VATICANO, relazioni internazionali. L’arcivescovo Gallagher alla festa dell’indipendenza di Israele

«Le strategie belliche non dimentichino il principio di umanità», ha egli affermato con riferimento al conflitto in atto nella striscia di Gaza

Il 6 giugno scorso l’arcivescovo Paul Richard Gallagher, ministro vaticano per i Rapporti con gli Stati, ha preso parte alle celebrazioni per il settantaseiesimo anniversario dell’indipendenza di Israele. Ne ha riferito su ACI Stampa il vaticanista Marco Mancini, che ha reso inoltre noto come nel suo discorso pronunciato nell’occasione Gallagher abbia sottolineato gli appelli del Pontefice per il rilascio degli ostaggi tenuti prigionieri da Hamas, chiedendo altresì di cooperare contro l’antisemitismo, senza però tacere riguardo agli «esecrabili atti anti-cristiani commessi degli estremisti ebrei», riferendosi egli alle ripetute intimidazioni verificatesi in Israele, in ogni caso condannate dal ministero degli Esteri dello Stato ebraico. Per quanto concerne invece la «pesante risposta» militare israeliana a Gaza, Gallagher ha ribadito che «la Santa Sede non può restare moralmente indifferente».

PAROLE MISURATE, MA CHIARE

Egli ha quindi ripercorso brevemente trent’anni di relazioni diplomatiche bilaterali, auspicando che si possa raggiungere la pace «al più presto, prima che poi, perché della pace c’è da tanto bisogno». Gallagher è stato bene attento a misurare le proprie parole nel ricordare «l’orribile attacco terroristico del 7 ottobre da parte di Hamas e di altre milizie contro il popolo israeliano», che ha portato all’uccisione, allo stupro e alla presa in ostaggio di centinaia di persone. Riprendendo quanto dichiarato da Papa Francesco nel discorso di inizio anno al Corpo diplomatico, l’arcivescovo ha ribadito che il terrorismo non sia la soluzione di alcun confitto, poiché «è un atto di totale disprezzo per la vita umana e nessuna motivazione, tanto meno religiosa, è in grado di giustificarlo».
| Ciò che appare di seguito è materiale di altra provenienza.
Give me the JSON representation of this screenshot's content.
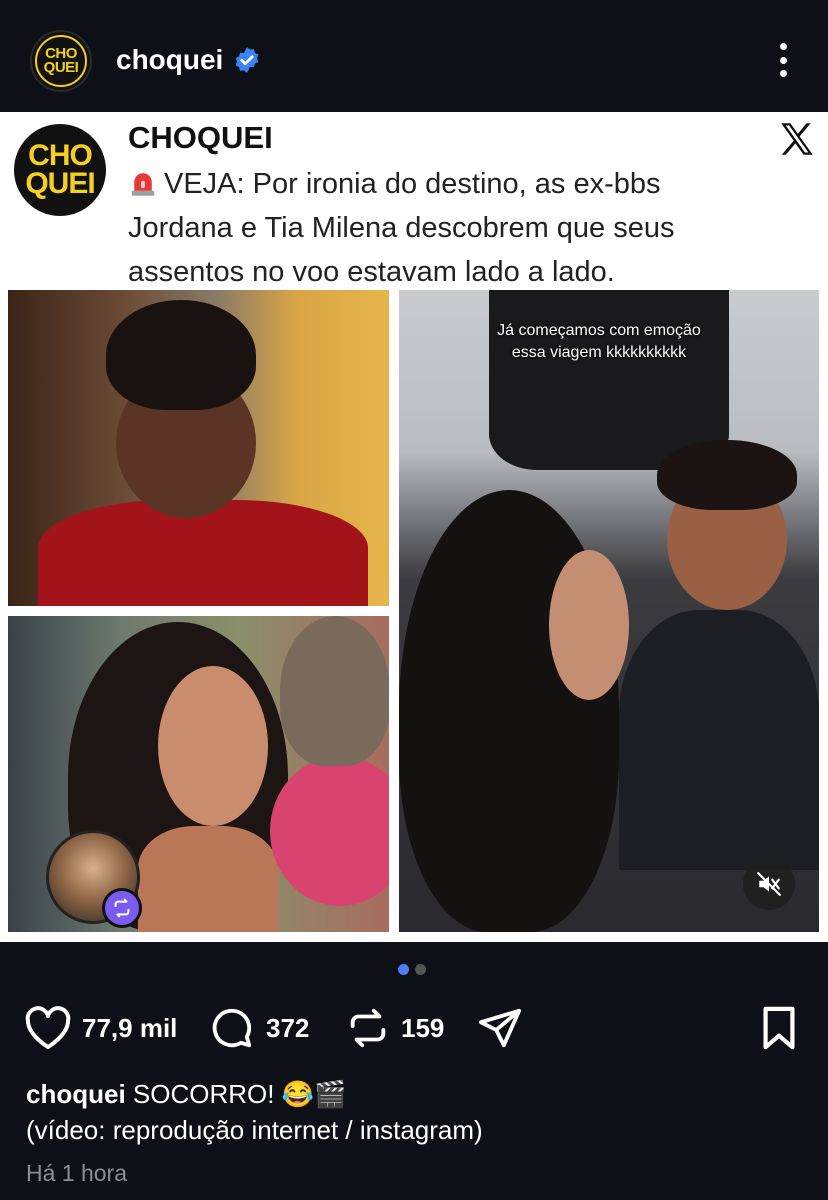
{
  "header": {
    "avatar_text_1": "CHO",
    "avatar_text_2": "QUEI",
    "username": "choquei",
    "verified_icon": "verified-badge-icon",
    "more_icon": "more-vertical-icon"
  },
  "post": {
    "logo_line_1": "CHO",
    "logo_line_2": "QUEI",
    "title": "CHOQUEI",
    "source_icon": "x-logo-icon",
    "siren_icon": "siren-icon",
    "text": "VEJA: Por ironia do destino, as ex-bbs Jordana e Tia Milena descobrem que seus assentos no voo estavam lado a lado.",
    "video_overlay_text": "Já começamos com emoção essa viagem kkkkkkkkkk",
    "mute_icon": "muted-speaker-icon",
    "repost_badge_icon": "repost-icon"
  },
  "carousel": {
    "total": 2,
    "active_index": 0
  },
  "actions": {
    "likes": "77,9 mil",
    "comments": "372",
    "reposts": "159",
    "like_icon": "heart-icon",
    "comment_icon": "comment-icon",
    "repost_icon": "repost-icon",
    "share_icon": "send-icon",
    "bookmark_icon": "bookmark-icon"
  },
  "caption": {
    "username": "choquei",
    "text": "SOCORRO! 😂🎬",
    "line2": "(vídeo: reprodução internet / instagram)",
    "time": "Há 1 hora"
  },
  "colors": {
    "background": "#0d1117",
    "accent_yellow": "#f5d020",
    "verified_blue": "#3b82f6",
    "dot_active": "#4d7cf6",
    "repost_purple": "#7b5cf0"
  }
}
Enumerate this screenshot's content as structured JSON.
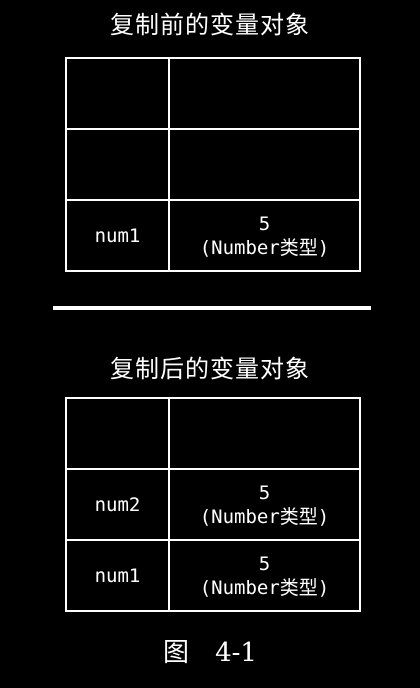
{
  "before": {
    "title": "复制前的变量对象",
    "rows": [
      {
        "name": "",
        "value": "",
        "type": ""
      },
      {
        "name": "",
        "value": "",
        "type": ""
      },
      {
        "name": "num1",
        "value": "5",
        "type": "(Number类型)"
      }
    ]
  },
  "after": {
    "title": "复制后的变量对象",
    "rows": [
      {
        "name": "",
        "value": "",
        "type": ""
      },
      {
        "name": "num2",
        "value": "5",
        "type": "(Number类型)"
      },
      {
        "name": "num1",
        "value": "5",
        "type": "(Number类型)"
      }
    ]
  },
  "caption": {
    "word": "图",
    "number": "4-1"
  }
}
LA POSIZIONE ASSUNTA DALLA SANTA SEDE

Oltre agli sforzi e gli appelli del Papa per la liberazione degli ostaggi, il presule ha sottolineato l’importanza della lettera inviata da Papa Francesco alle comunità ebraiche in Israele, definendola «unica e senza precedenti». Il responsabile vaticano per i Rapporti con gli Stati ha poi inteso mettere in luce «la pesante risposta militare israeliana a Gaza», dalla quale sono successivamente scaturiti anche attacchi contro Israele da parte di diversi attori non statali di Libano, Yemen e altri paesi. Egli ha sottolineato che la Santa Sede «deve attenersi ai principi di neutralità, tuttavia, non può allo stesso tempo restare moralmente indifferente di fronte alle guerre, cercando di comprendere le motivazioni e le prospettive di ognuno, ma il principio fondamentale dell’umanità non deve mai essere abbandonato o eclissato dalle strategie militari, altrimenti principi di necessità e proporzionalità vengono inevitabilmente compromessi».

COMUNITÀ CATTOLICHE IN TERRA SANTA

«La Chiesa cattolica, ha egli aggiunto è preoccupata dalla situazione in Israele, in particolare dall’atteggiamento sempre più aggressivo di alcune autorità amministrative, soprattutto municipali», rinvenendo la necessità di una maggiore cooperazione al fine di «denunciare e prevenire gli esecrabili atti anticristiani degli estremisti ebrei». La Santa Sede auspica che le comunità cattoliche in Israele possano continuare ad apportare il loro contributo, quale parte della società israeliana, nei campi dell’educazione e del welfare, così come nella promozione del dialogo interreligioso ed ecumenico. Ma l’auspicio più grande espresso da Gallagher è che «quanto prima i luoghi santi tornino ad accogliere i pellegrini di tutto il mondo».